Don't lose your sense of humor with those wrinkles 
you are botoxing away.)

Anyway this is an interesting topic...I thought so when 
I saw that article months ago about the "Queening" book 
and meant to bring up the discussion on our APA chat list.  
Alas, I forgot until someone else brought it up on the 
list this month.

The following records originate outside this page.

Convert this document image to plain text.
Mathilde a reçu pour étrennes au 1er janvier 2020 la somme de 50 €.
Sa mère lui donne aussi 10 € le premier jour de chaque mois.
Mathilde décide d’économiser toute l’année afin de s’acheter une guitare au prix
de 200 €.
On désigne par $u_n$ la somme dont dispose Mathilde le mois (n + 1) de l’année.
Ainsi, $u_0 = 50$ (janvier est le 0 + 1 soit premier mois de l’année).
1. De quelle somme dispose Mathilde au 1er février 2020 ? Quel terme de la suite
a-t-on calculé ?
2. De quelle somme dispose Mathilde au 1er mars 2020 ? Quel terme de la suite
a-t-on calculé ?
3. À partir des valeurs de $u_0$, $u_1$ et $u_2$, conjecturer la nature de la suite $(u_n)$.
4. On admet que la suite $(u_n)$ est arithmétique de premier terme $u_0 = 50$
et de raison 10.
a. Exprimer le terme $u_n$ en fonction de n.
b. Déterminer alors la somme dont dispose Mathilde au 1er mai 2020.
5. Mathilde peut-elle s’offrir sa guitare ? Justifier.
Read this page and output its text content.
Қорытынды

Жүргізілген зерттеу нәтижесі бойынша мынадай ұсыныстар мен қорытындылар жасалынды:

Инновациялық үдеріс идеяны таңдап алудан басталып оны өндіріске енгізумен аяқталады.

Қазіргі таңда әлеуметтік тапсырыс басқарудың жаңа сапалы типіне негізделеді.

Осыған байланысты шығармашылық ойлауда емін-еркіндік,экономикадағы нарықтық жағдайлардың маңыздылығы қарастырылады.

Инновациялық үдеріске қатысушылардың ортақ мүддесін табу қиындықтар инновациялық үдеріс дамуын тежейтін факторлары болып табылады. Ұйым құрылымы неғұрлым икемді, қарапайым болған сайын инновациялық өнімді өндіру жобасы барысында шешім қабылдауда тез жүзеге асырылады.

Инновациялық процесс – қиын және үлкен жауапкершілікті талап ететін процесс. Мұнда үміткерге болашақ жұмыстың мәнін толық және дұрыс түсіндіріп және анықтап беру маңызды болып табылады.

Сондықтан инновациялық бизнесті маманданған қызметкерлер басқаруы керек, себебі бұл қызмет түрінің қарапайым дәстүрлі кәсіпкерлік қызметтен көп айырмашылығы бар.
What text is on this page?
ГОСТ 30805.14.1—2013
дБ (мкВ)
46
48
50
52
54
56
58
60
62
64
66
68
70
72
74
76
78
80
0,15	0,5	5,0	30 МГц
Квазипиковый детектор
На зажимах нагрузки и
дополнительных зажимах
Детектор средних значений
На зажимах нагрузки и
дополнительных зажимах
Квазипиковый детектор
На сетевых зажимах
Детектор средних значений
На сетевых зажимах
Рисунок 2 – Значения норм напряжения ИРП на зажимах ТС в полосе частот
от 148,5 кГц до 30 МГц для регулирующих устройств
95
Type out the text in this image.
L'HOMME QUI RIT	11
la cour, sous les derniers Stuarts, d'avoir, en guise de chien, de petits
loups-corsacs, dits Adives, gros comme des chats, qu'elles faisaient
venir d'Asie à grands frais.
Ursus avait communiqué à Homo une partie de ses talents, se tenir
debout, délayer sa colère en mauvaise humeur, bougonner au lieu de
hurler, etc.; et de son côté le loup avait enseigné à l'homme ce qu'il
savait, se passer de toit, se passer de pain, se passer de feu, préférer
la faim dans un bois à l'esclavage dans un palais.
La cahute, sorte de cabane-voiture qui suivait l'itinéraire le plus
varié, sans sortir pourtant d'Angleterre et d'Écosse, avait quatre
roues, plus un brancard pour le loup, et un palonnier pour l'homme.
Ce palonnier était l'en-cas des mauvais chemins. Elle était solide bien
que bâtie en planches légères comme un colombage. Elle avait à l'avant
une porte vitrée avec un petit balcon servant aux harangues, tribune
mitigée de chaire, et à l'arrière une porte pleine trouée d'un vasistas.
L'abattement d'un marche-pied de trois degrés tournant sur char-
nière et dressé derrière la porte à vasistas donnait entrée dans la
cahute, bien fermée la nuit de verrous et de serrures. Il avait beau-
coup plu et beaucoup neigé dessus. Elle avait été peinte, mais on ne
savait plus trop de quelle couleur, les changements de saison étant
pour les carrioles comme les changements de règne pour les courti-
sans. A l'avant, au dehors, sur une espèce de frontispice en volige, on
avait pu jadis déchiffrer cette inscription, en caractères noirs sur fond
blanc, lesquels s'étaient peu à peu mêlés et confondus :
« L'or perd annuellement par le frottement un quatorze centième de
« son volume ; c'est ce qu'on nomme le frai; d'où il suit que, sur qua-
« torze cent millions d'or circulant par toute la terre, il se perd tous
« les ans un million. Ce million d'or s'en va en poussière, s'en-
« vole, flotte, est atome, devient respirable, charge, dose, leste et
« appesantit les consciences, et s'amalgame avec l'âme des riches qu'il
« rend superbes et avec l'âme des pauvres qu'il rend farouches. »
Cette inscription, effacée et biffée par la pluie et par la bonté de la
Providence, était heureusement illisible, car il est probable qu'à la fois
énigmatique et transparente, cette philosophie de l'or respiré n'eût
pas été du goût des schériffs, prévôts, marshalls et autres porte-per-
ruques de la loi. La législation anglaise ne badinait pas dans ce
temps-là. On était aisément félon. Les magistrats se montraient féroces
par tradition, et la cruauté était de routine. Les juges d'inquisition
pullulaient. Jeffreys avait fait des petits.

Isn't the memory the first to go? 
Maybe I should run out to get that Queen-stage book 
and go ahead and start kidding myself now.


By Lady Birch

Prayer to Brighid
Brighid, Goddess of light and morning
We thank thee for the fresh and new day.
May we fill it with your radiance.
Brighid, Goddess of life and breath
Bless us as we live each day.
May we make each day a reflection of your care.
Brighid, Goddess of protection and valor
We ask You to watch over us.
Make this day safe and good.
Brighid, Dark Goddess of death and rebirth
We call on You for comfort as we travel our final Path.
May we leave behind us a life of love and courage.
Blessed Brighid, we honor You.
So mote it be.


Sacred Sites Section

The Holy Land of Imagination
Submitted by Ginger Strivelli

Our imagination is a sacred site…sadly one most of us stop 
visiting as we grow out of childhood. The fiction of 
daydreams, fantasies, and pretending are underused therapy 
which could help us each cope with those all too 
realistic and mundane chapters in our nonfiction life.

My thoughts by night are often filled With visions false as fair: 
For in the Past alone I build My castles in the air.
I dwell not now on what may be; 
Night shadows o'er the scene;
But still my fancy wanders free Through that which might have been."